Consider your social media shenanigans. Depending on your level of self-awareness, it may be wise to consider removing links to your personal Facebook, Twitter, Snapchat, etc. accounts. Social media is a great way to get to know the true you, so either be thoughtful of your content, or lock it down to avoid derailing a possible dream job. Believe it or not, hiring decisions are affected when you post multiple pictures on Instagram of you drinking PBRs at noon and complaining that no one will hire you (true story). I know of a CCO who will first look at social media before reviewing any ad work. It’s an excellent source for genuine voice, tonality and character. It can help you if done correctly, e.g., to show range if your ad work is serious but you want to convey a sense of humor. Be thoughtful where you guide your audience—there will be plenty of time down to road to expose your faults.

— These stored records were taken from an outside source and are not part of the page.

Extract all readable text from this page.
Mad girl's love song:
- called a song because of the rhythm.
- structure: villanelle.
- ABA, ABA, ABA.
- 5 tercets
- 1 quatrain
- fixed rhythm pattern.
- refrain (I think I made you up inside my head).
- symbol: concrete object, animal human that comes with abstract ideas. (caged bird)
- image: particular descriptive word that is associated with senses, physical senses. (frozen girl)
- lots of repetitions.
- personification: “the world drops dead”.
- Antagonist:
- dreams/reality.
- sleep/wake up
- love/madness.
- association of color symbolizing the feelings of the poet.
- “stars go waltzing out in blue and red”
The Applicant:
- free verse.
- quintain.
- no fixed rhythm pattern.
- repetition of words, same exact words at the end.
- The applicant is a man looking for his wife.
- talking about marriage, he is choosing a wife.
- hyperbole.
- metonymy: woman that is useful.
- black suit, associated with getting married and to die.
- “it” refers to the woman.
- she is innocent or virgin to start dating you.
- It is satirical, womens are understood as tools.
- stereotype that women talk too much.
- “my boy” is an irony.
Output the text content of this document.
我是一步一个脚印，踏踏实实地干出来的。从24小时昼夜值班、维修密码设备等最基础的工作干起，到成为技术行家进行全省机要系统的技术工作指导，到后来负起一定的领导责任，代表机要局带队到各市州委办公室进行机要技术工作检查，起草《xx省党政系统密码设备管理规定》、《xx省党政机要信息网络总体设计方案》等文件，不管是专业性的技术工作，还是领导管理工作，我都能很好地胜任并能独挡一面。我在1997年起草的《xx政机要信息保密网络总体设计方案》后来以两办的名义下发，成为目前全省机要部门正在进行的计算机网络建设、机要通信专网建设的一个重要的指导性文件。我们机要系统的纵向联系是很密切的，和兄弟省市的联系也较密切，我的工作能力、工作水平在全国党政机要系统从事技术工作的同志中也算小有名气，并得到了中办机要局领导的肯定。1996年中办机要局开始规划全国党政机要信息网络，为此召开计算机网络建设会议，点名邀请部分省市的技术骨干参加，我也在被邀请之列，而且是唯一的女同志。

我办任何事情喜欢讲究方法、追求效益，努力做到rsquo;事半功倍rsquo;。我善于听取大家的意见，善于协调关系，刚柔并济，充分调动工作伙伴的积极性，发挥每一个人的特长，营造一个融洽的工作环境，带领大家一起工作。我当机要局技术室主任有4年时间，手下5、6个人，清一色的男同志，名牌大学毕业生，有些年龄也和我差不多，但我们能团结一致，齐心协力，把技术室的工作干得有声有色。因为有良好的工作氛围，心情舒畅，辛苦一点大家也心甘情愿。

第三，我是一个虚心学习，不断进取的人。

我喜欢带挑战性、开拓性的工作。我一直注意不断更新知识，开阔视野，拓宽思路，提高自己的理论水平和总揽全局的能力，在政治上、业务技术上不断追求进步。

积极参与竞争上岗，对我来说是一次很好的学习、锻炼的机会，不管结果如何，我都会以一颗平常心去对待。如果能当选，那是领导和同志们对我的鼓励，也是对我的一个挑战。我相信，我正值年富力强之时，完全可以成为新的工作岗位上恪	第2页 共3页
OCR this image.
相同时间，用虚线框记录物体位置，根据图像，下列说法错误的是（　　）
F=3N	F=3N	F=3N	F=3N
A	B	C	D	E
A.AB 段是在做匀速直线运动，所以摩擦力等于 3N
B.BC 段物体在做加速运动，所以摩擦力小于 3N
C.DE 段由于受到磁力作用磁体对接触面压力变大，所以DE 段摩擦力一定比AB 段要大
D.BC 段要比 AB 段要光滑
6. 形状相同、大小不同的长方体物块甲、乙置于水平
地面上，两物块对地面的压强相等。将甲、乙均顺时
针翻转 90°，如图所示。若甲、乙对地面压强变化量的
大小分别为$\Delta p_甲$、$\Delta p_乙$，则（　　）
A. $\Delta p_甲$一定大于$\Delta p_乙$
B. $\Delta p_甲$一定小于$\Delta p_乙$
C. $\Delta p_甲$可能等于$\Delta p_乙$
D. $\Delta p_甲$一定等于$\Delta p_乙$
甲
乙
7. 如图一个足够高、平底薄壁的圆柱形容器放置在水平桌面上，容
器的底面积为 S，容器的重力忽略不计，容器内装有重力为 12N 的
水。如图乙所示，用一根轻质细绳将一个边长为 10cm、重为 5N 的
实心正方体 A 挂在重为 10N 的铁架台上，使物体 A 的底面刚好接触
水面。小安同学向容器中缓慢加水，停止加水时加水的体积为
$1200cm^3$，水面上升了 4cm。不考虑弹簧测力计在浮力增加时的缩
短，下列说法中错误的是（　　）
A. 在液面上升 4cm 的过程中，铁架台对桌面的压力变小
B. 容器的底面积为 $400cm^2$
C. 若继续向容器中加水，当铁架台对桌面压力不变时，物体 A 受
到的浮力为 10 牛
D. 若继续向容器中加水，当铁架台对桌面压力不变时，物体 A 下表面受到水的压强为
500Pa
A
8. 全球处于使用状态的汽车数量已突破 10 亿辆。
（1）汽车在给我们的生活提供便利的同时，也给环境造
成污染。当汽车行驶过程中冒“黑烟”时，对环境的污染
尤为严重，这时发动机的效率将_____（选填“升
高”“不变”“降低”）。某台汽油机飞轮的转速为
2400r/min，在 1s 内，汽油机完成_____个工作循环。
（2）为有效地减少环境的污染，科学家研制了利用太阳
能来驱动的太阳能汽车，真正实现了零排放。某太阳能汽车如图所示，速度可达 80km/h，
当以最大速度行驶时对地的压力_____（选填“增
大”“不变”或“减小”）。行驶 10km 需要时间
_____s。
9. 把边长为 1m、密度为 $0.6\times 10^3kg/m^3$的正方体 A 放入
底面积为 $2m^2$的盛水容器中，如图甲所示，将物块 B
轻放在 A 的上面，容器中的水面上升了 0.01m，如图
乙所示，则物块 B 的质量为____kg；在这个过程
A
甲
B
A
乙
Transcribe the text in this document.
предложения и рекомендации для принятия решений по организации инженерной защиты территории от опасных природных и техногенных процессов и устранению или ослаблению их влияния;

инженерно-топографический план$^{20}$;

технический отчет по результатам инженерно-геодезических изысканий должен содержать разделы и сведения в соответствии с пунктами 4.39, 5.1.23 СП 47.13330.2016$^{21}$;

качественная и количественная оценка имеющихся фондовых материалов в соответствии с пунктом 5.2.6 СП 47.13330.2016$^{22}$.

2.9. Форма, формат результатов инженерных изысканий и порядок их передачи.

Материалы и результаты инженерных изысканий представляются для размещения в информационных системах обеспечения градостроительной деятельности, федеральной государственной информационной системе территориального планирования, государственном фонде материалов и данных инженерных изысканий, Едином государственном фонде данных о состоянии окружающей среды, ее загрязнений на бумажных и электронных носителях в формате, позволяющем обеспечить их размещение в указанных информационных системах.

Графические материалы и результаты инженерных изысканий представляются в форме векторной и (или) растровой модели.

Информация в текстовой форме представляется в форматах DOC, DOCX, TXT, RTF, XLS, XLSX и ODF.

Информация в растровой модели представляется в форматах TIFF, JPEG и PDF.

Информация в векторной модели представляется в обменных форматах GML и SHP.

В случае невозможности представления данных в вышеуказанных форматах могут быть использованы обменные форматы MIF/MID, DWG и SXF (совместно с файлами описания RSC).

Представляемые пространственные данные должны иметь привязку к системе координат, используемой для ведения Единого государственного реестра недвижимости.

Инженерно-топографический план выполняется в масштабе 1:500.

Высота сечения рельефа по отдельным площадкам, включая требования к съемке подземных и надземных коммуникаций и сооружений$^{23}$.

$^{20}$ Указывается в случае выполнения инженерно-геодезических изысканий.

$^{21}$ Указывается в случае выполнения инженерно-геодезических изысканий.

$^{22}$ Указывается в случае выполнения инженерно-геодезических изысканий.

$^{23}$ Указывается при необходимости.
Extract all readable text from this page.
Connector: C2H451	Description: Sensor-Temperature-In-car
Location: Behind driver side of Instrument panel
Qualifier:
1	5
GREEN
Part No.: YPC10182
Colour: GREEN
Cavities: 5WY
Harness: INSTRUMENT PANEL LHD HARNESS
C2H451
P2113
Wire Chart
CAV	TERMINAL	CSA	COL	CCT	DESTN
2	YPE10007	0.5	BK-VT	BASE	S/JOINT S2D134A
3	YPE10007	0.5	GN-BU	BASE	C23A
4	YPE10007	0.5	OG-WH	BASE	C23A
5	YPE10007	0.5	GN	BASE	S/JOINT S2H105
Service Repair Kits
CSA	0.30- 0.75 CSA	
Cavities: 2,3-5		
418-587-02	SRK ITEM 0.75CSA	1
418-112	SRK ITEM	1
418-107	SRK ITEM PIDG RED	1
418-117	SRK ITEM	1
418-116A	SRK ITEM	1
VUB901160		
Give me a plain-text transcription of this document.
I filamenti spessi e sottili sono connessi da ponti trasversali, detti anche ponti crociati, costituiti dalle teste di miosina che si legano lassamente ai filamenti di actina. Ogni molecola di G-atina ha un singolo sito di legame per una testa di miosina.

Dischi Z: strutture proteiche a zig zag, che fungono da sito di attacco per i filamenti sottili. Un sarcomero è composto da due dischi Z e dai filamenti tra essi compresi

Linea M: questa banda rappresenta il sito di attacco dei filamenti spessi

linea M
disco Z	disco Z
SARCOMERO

Tell your story. Include a page with some semblance of a resume. Of course a LinkedIn page would suffice, but why navigate away from your site? A simple, no frills rundown of places of employment will do, but give it personality so you stand out from the masses. Relevant things to include in this section would be awards, personal interests, contact info and a short bio. If you happen to be an art director, this is a good place to show you can write. If your project work has a predominantly serious tone, here is a place where you can exemplify humor. You get the idea. Concerned you’ve jumped around too much? Then list the agencies to at least give a sense of history.
Speak to other creative outlets. Most every agency creative I know also dabbles in other creative outlets. A great mind once told me that pulling from life experience is the best way to generate ideas. You are more likely to mentally connect the dots in different ways if you are creative in other aspects of life. Great advertising agencies will find value in your awesomely weird inventions and peripheral artistic passions. An art director who also happens to be a published author, a writer who paints, poster designers, photographers, musicians, florists, etc. Having another creative outlet lends to the work you do at your day job, so don’t hesitate to showcase those interests. That jewelry design collaboration can position you in a unique way. It shows you don’t only think in :30 scripts, and the end goal is how you differentiate your work from a large pool of candidates.